Bias in judicial processes

On the other hand, we must bear in mind that, sometimes, recognition wheels and interrogations can be unintentionally biased. It is due to that bias towards injustice, or due to ignorance of the effect of asking a question in a certain way or ordering a set of photographs in a specific way. We cannot forget that policemen are human beings and they feel an aversion towards crime as great as that of the victim, so their objective is to put the culprit behind bars as soon as possible; They biasedly think that if the victim or witness says that one of the suspects looks like the culprit, it must be him and they cannot release him.

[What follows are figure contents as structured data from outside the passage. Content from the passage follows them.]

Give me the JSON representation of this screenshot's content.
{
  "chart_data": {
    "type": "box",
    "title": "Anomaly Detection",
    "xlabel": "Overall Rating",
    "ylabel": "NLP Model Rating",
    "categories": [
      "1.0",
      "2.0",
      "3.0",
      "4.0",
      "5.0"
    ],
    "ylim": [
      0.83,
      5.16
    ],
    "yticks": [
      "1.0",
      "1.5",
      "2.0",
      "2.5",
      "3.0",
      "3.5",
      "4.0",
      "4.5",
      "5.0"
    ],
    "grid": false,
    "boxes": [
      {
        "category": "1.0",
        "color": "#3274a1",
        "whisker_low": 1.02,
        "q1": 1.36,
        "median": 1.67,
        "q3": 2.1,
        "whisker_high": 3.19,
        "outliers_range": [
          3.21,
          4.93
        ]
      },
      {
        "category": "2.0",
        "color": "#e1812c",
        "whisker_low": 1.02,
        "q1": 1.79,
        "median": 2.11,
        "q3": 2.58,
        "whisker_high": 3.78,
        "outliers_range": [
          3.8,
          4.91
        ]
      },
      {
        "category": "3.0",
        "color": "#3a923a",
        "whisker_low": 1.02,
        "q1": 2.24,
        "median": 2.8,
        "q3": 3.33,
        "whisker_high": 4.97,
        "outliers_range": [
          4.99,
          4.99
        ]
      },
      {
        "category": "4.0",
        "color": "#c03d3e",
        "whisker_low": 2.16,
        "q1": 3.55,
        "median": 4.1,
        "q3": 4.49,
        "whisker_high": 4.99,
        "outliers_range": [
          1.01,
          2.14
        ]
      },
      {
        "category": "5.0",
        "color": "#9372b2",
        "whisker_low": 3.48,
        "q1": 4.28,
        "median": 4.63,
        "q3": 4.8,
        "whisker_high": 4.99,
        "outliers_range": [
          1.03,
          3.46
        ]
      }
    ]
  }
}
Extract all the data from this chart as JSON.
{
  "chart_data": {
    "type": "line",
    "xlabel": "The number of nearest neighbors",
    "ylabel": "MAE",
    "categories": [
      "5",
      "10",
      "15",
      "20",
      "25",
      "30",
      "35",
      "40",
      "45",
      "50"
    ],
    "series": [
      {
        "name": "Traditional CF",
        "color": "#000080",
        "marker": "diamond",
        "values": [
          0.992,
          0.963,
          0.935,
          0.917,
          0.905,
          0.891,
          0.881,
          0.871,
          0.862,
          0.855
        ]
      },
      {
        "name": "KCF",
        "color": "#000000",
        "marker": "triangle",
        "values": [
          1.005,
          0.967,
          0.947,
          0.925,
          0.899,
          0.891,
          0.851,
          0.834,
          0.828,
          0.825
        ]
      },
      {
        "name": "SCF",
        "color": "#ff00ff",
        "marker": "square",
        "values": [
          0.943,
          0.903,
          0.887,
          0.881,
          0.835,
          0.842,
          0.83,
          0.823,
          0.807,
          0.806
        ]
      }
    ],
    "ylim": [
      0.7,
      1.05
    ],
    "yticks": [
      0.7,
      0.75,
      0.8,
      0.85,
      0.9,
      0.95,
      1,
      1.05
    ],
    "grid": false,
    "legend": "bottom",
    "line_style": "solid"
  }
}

There is also this bias in the population that dictates that “if someone is a suspect, they will have done something”, so that there is a general tendency to believe that suspects and accused are blindly guilty. For this reason, when faced with a series of photographs, witnesses often tend to think that if they are presented with these subjects it is because one of them must be the culprit, when sometimes These are random individuals and one or two people who slightly coincide in certain characteristics with those that have been described to them (which in fact do not even have to be truthful). This mix of biases from the police, the prosecutor, the judge, the jury, the witnesses, and the public can result in a combination such that an innocent person is found guilty, a reality that happens occasionally.

Of course I do not mean that any testimony should not be valued, but it must always be done by evaluating its veracity and reliability. It must be borne in mind that the human mind is frequently wrong and that we must emotionally distance ourselves from suspects before trying them to do so objectively, attending not only to reliable witnesses, but also to evidence rigorous.